“Ecosia”, il nuovo motore di ricerca ecologico

By redazione • gen 24th, 2010 • Category: in archivio Stampa

[video]http://www.youtube.com/watch?v=FO_m-mHoTd8[/video]

di Carlo Di Giandomenico

Si tratta di un nuovo motore di ricerca approdato sul web lo scorso 7 dicembre 2009, in occasione dell’inizio della Conferenza sull’ambiente di Copenhagen. Ecosia, questo il suo nome, fa dell’ecologia l’arma di battaglia contro tutti quei motori di ricerca che inquinano fortemente l’ambiente, per soddisfare le esigenze degli utenti.

Stando a quanto affermano gli ideatori del progetto, il nuovo motore di ricerca sostenuto da Yahoo e da Bing, destinerà l’80% dei suoi profitti, derivanti dalle ricerche degli utenti e dalle visualizzazioni delle inserzioni pubblicitarie presenti sul sito, ad un programma di protezione della foresta pluviale avviato dal WWF, che utilizzerà il denaro per la protezione sostenibile del più grande polmone del nostro pianeta.

Ecosia è un sito web indipendente e senza scopo di lucro. La sua promozione è interamente affidata alla sensibilità degli utenti, i quali vengono invitati, dal sito stesso, a diffondere con ogni mezzo a loro disposizione il progetto, evitando in questo modo ulteriori spese per la pubblicità.
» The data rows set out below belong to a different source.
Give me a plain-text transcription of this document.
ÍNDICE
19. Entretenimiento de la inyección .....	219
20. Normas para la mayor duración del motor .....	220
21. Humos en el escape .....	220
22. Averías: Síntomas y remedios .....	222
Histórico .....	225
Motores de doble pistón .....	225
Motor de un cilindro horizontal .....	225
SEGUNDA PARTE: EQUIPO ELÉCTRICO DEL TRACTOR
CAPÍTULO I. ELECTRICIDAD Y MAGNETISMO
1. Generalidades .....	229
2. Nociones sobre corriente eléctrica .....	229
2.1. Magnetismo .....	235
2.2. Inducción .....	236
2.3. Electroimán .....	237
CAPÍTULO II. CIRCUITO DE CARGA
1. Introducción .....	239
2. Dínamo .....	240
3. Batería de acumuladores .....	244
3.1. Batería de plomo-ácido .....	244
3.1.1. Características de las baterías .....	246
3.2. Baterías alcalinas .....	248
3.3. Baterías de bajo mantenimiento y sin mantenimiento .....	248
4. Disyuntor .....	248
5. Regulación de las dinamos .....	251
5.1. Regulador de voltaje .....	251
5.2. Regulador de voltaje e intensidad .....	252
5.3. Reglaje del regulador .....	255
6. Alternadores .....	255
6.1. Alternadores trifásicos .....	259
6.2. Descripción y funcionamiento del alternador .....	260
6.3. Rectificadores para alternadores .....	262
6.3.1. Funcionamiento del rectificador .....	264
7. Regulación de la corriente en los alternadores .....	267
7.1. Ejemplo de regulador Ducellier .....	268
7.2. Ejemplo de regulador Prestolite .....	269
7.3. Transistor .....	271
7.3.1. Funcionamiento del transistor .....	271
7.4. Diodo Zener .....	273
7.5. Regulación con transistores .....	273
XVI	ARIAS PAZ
A favore di chi deciderà di adottare il nuovo motore di ricerca, Ecosia assicurerà una maggiore tutela della privacy, cancellando a distanza di 48 ore l’intero contenuto delle ricerche effettuate, a differenza di altri motori di ricerca che memorizzano le abitudini dell’utente per creare un profilo da utilizzare e vendere a scopi pubblicitari.
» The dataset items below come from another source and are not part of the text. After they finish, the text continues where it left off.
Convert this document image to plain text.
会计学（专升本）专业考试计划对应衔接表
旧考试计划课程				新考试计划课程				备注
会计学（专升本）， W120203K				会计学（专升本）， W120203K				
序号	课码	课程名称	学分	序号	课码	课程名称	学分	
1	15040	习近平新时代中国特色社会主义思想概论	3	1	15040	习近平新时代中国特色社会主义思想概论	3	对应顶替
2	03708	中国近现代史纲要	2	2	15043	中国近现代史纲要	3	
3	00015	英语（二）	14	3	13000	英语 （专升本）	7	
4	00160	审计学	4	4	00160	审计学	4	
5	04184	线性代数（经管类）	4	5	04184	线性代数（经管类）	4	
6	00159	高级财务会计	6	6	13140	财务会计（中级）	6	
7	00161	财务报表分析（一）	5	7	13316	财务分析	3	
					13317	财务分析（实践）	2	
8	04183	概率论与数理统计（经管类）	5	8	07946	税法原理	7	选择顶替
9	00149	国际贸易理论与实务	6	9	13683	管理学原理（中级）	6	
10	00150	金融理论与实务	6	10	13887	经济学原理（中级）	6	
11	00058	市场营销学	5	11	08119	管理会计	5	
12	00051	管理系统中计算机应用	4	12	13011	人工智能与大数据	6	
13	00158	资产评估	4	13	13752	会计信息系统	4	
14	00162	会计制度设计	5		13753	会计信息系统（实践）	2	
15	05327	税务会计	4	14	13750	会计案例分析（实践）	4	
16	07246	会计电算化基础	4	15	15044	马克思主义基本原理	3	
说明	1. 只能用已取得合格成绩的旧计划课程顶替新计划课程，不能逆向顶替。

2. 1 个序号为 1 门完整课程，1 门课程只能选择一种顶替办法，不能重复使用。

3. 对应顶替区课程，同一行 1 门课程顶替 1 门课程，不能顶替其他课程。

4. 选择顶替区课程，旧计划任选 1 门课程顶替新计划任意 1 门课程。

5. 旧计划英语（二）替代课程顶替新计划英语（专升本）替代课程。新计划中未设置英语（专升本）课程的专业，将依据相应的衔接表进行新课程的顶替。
Inoltre numerose sono le novità che Ecosia apporta al suo sito per poter soddisfare, per quanto economicamente possibile, le esigenze del suo nuovo pubblico.

Direttamente dal sito è possibile controllare le statistiche dei progressi del nuovo motore di ricerca, in termini ambientali. Ogni ricerca effettuata è infatti comparata alla salvezza di circa 2 mq di foresta pluviale. Così il sito aggiorna in tempo reale la totalità del contributo raggiunto grazie alle visite di ogni singolo utente.
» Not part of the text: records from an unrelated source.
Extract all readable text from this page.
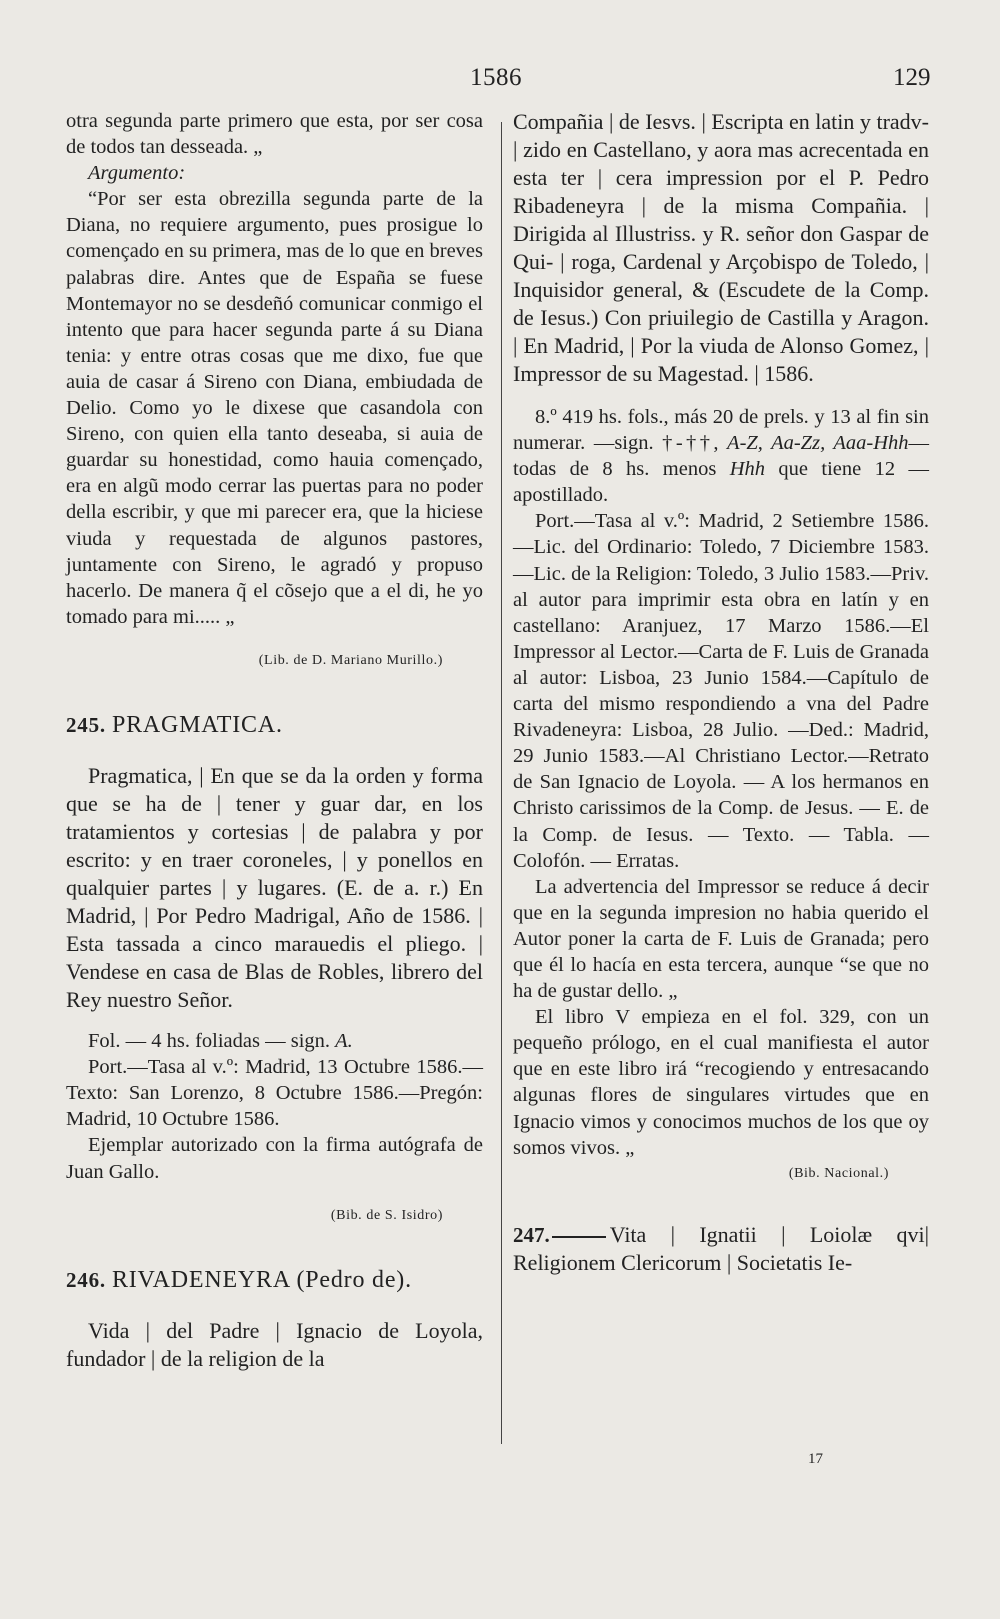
1586	129

otra segunda parte primero que esta, por ser cosa de todos tan desseada. „

Argumento:

“Por ser esta obrezilla segunda parte de la Diana, no requiere argumento, pues prosigue lo començado en su primera, mas de lo que en breves palabras dire. Antes que de España se fuese Montemayor no se desdeñó comunicar conmigo el intento que para hacer segunda parte á su Diana tenia: y entre otras cosas que me dixo, fue que auia de casar á Sireno con Diana, embiudada de Delio. Como yo le dixese que casandola con Sireno, con quien ella tanto deseaba, si auia de guardar su honestidad, como hauia començado, era en algũ modo cerrar las puertas para no poder della escribir, y que mi parecer era, que la hiciese viuda y requestada de algunos pastores, juntamente con Sireno, le agradó y propuso hacerlo. De manera q̃ el cõsejo que a el di, he yo tomado para mi..... „

(Lib. de D. Mariano Murillo.)

245. PRAGMATICA.

Pragmatica, | En que se da la orden y forma que se ha de | tener y guar dar, en los tratamientos y cortesias | de palabra y por escrito: y en traer coroneles, | y ponellos en qualquier partes | y lugares. (E. de a. r.) En Madrid, | Por Pedro Madrigal, Año de 1586. | Esta tassada a cinco marauedis el pliego. | Vendese en casa de Blas de Robles, librero del Rey nuestro Señor.

Fol. — 4 hs. foliadas — sign. A.

Port.—Tasa al v.º: Madrid, 13 Octubre 1586.—Texto: San Lorenzo, 8 Octubre 1586.—Pregón: Madrid, 10 Octubre 1586.

Ejemplar autorizado con la firma autógrafa de Juan Gallo.

(Bib. de S. Isidro)

246. RIVADENEYRA (Pedro de).

Vida | del Padre | Ignacio de Loyola, fundador | de la religion de la

Compañia | de Iesvs. | Escripta en latin y tradv- | zido en Castellano, y aora mas acrecentada en esta ter | cera impression por el P. Pedro Ribadeneyra | de la misma Compañia. | Dirigida al Illustriss. y R. señor don Gaspar de Qui- | roga, Cardenal y Arçobispo de Toledo, | Inquisidor general, & (Escudete de la Comp. de Iesus.) Con priuilegio de Castilla y Aragon. | En Madrid, | Por la viuda de Alonso Gomez, | Impressor de su Magestad. | 1586.

8.º 419 hs. fols., más 20 de prels. y 13 al fin sin numerar. —sign. †-††, A-Z, Aa-Zz, Aaa-Hhh—todas de 8 hs. menos Hhh que tiene 12 — apostillado.

Port.—Tasa al v.º: Madrid, 2 Setiembre 1586.—Lic. del Ordinario: Toledo, 7 Diciembre 1583.—Lic. de la Religion: Toledo, 3 Julio 1583.—Priv. al autor para imprimir esta obra en latín y en castellano: Aranjuez, 17 Marzo 1586.—El Impressor al Lector.—Carta de F. Luis de Granada al autor: Lisboa, 23 Junio 1584.—Capítulo de carta del mismo respondiendo a vna del Padre Rivadeneyra: Lisboa, 28 Julio. —Ded.: Madrid, 29 Junio 1583.—Al Christiano Lector.—Retrato de San Ignacio de Loyola. — A los hermanos en Christo carissimos de la Comp. de Jesus. — E. de la Comp. de Iesus. — Texto. — Tabla. — Colofón. — Erratas.

La advertencia del Impressor se reduce á decir que en la segunda impresion no habia querido el Autor poner la carta de F. Luis de Granada; pero que él lo hacía en esta tercera, aunque “se que no ha de gustar dello. „

El libro V empieza en el fol. 329, con un pequeño prólogo, en el cual manifiesta el autor que en este libro irá “recogiendo y entresacando algunas flores de singulares virtudes que en Ignacio vimos y conocimos muchos de los que oy somos vivos. „

(Bib. Nacional.)

247.	Vita | Ignatii | Loiolæ qvi| Religionem Clericorum | Societatis Ie-

17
Grazie all’utilizzazione di server ad energia verde, Ecosia limita al massimo le emissioni di Co2, che attualmente sfiorano i 27 miliardi di tonnellate annue, provocando il rapido aumento della temperatura media del pianeta, a fronte del quale gli ecosistemi non hanno il tempo necessario di adattarsi. Inoltre un fattore determinante del difficile smaltimento di Co2 è l’implacabile deforestazione e proprio a questo scopo Ecosia sostiene un valido progetto del WWF.

Dunque per dare un piccolo, ma considerevole contributo alla salute del nostro pianeta basterà dare fiducia nelle nostre ricerche on line a questo nuovo ed ecologico motore di ricerca.